J’ai déjà dit que la route de Zembin, la seule voie qui nous restât, traverse un immense marais, au moyen d’un très grand nombre de ponts que Tchitchakof avait négligé de brûler, lorsque peu de jours avant, il occupait cette position. Nous ne commîmes pas une pareille faute, car après le passage de l’armée, le 24e de chasseurs et mon régiment y mirent aisément le feu avec des joncs secs entassés dans le voisinage.

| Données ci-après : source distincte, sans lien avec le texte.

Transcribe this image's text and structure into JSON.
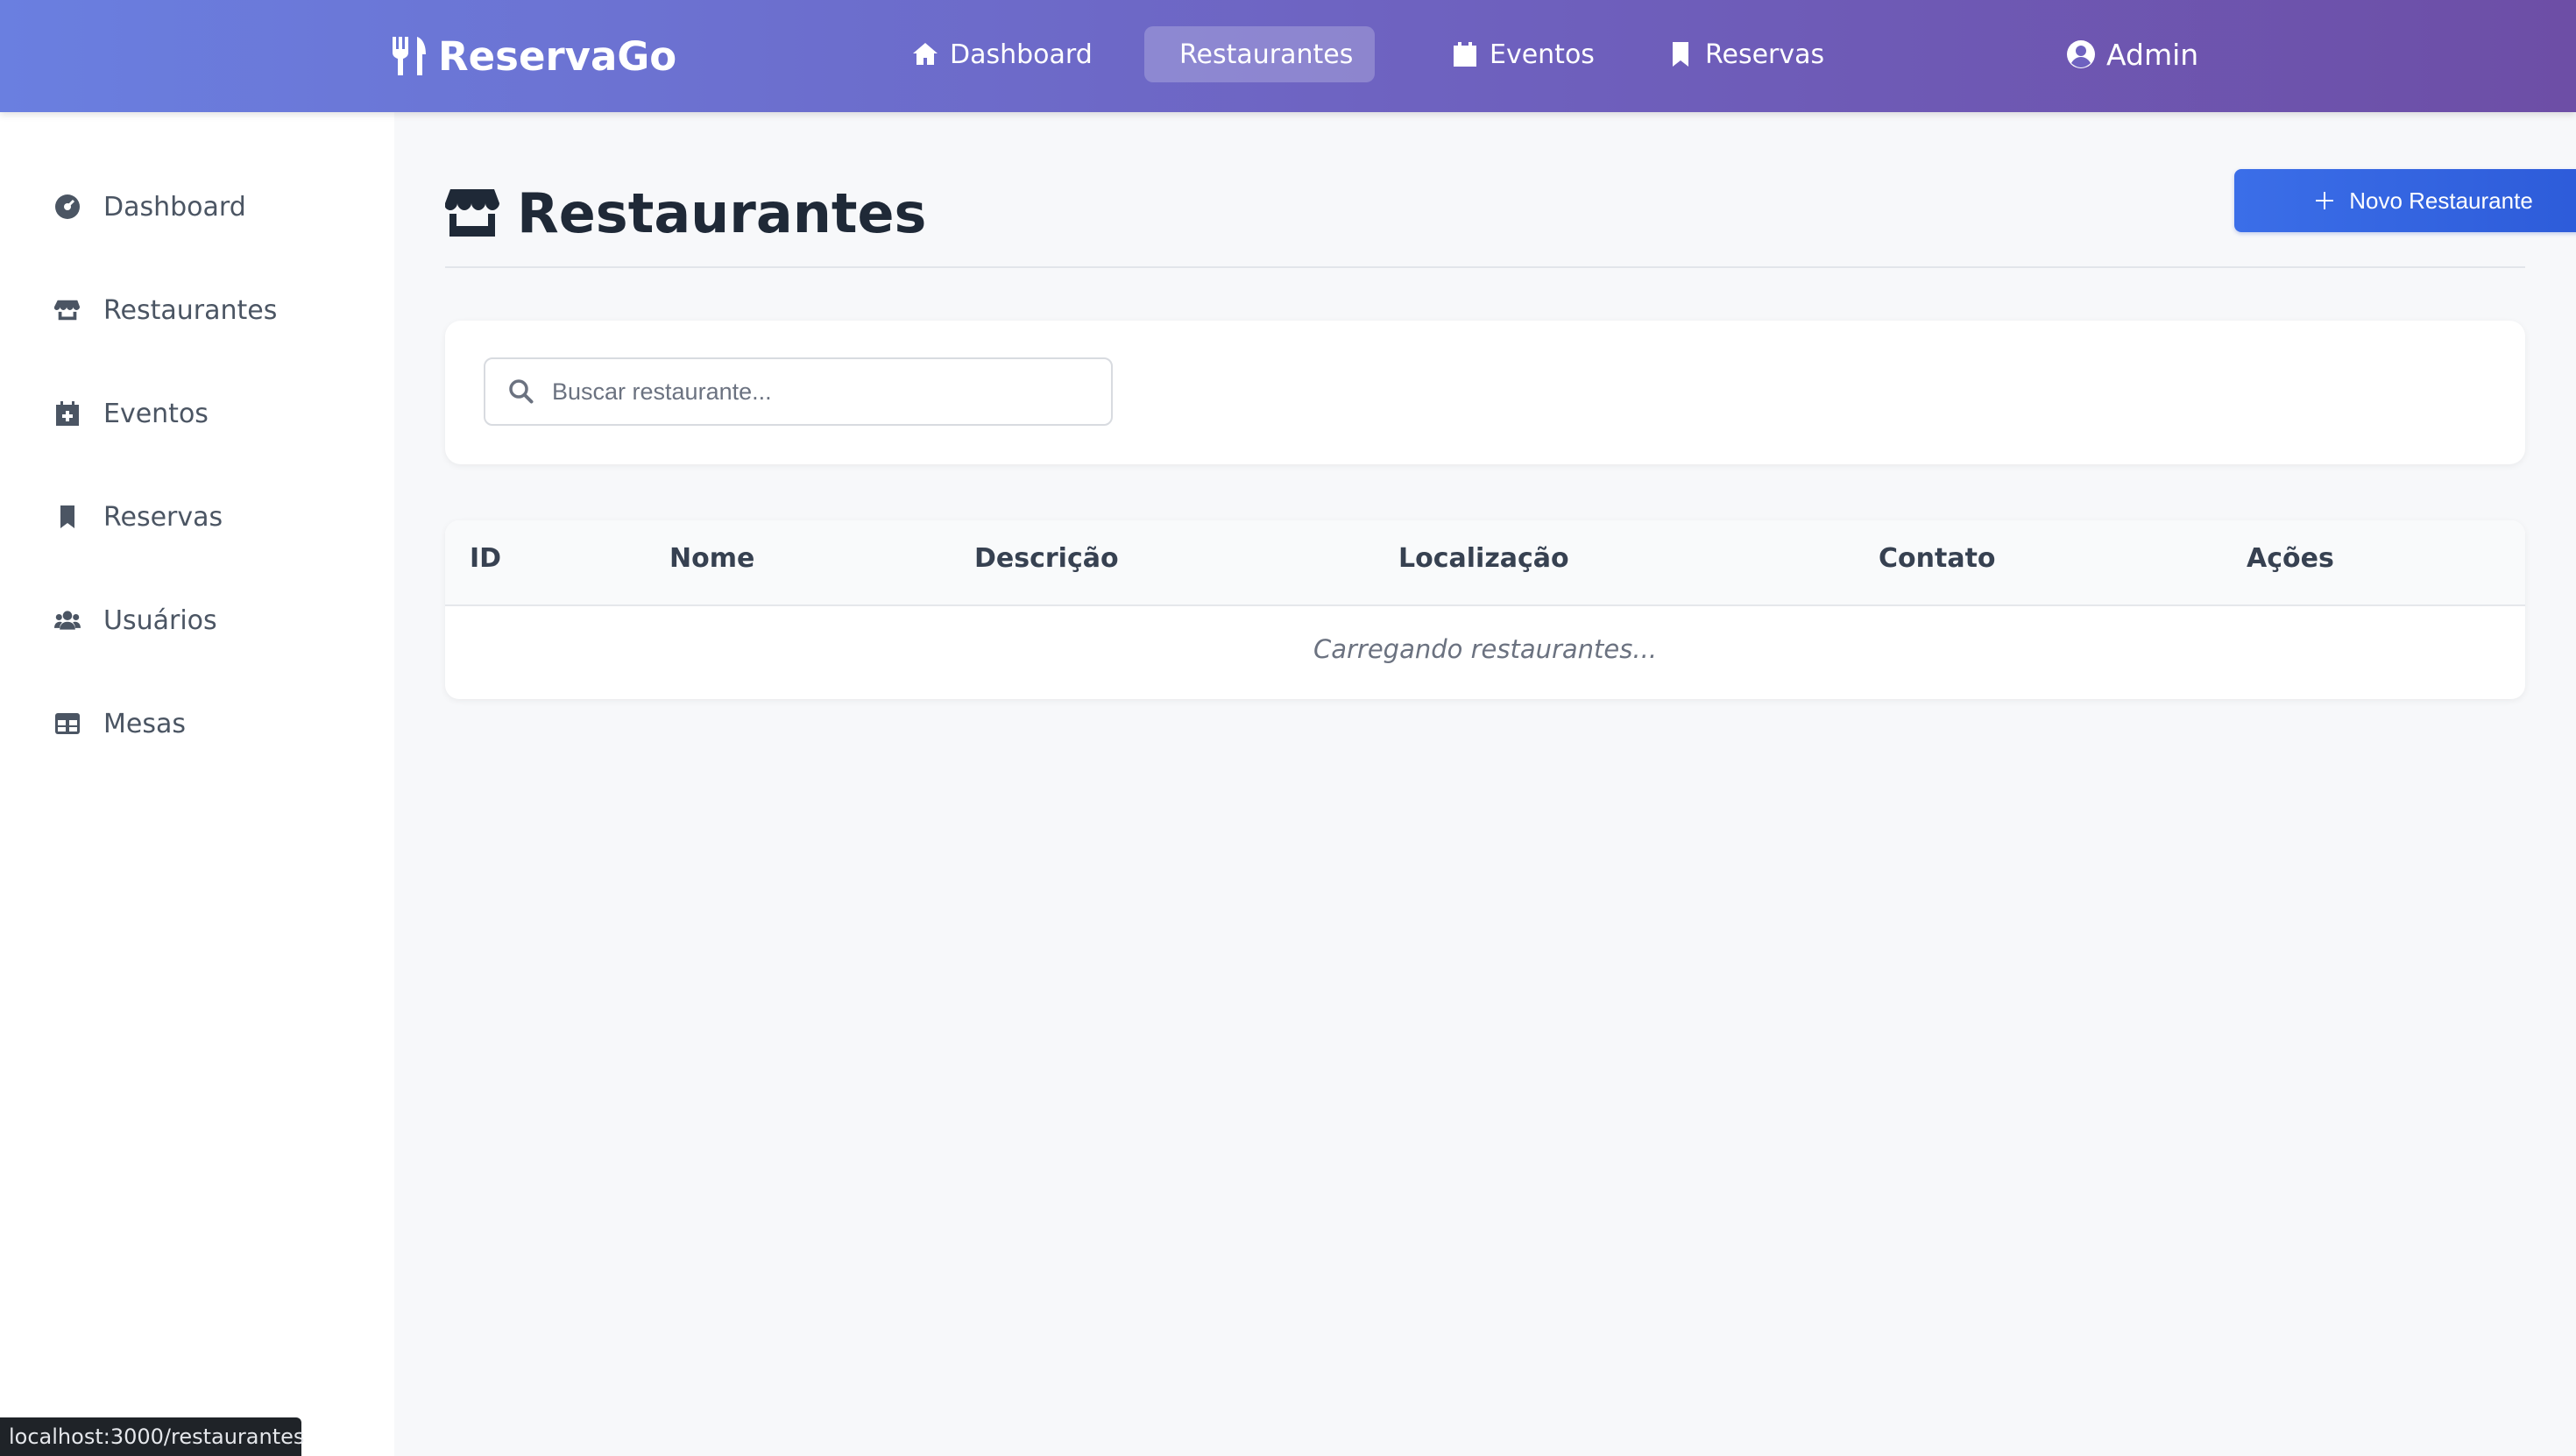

En ordonnant de brûler les ponts de Zembin, l’empereur avait espéré se débarrasser pour longtemps de la poursuite des Russes, mais il était écrit que toutes les chances nous seraient contraires ! .. En effet, la gelée qui, à cette époque de l’année, aurait dû transformer en un chemin facile les eaux de la Bérésina, leur avait laissé presque toute leur fluidité quand nous devions les traverser ; mais à peine les eûmes-nous franchies, qu’un froid rigoureux vint les geler au point de les rendre assez solides pour porter du canon ! .. Et comme il en fut de même de celles du marais de Zembin, l’incendie des ponts ne nous fut d’aucune utilité[1]. Les trois armées russes que nous avions laissées derrière nous purent, sans obstacle, se mettre à notre poursuite ; mais fort heureusement elle fut peu vigoureuse. D’ailleurs, le maréchal Ney qui commandait l’arrière-garde française, ayant réuni tout ce qui était encore en état de combattre, faisait de fréquens retours offensifs sur les ennemis lorsqu’ils osaient approcher de trop près.

Depuis que le maréchal Oudinot et le général Legrand avaient été blessés, le général Maison commandait le 2e corps, qui, se

  1. Dans ses Mémoires, Tchitchakof trouve dans ce fait une excuse à sa négligence.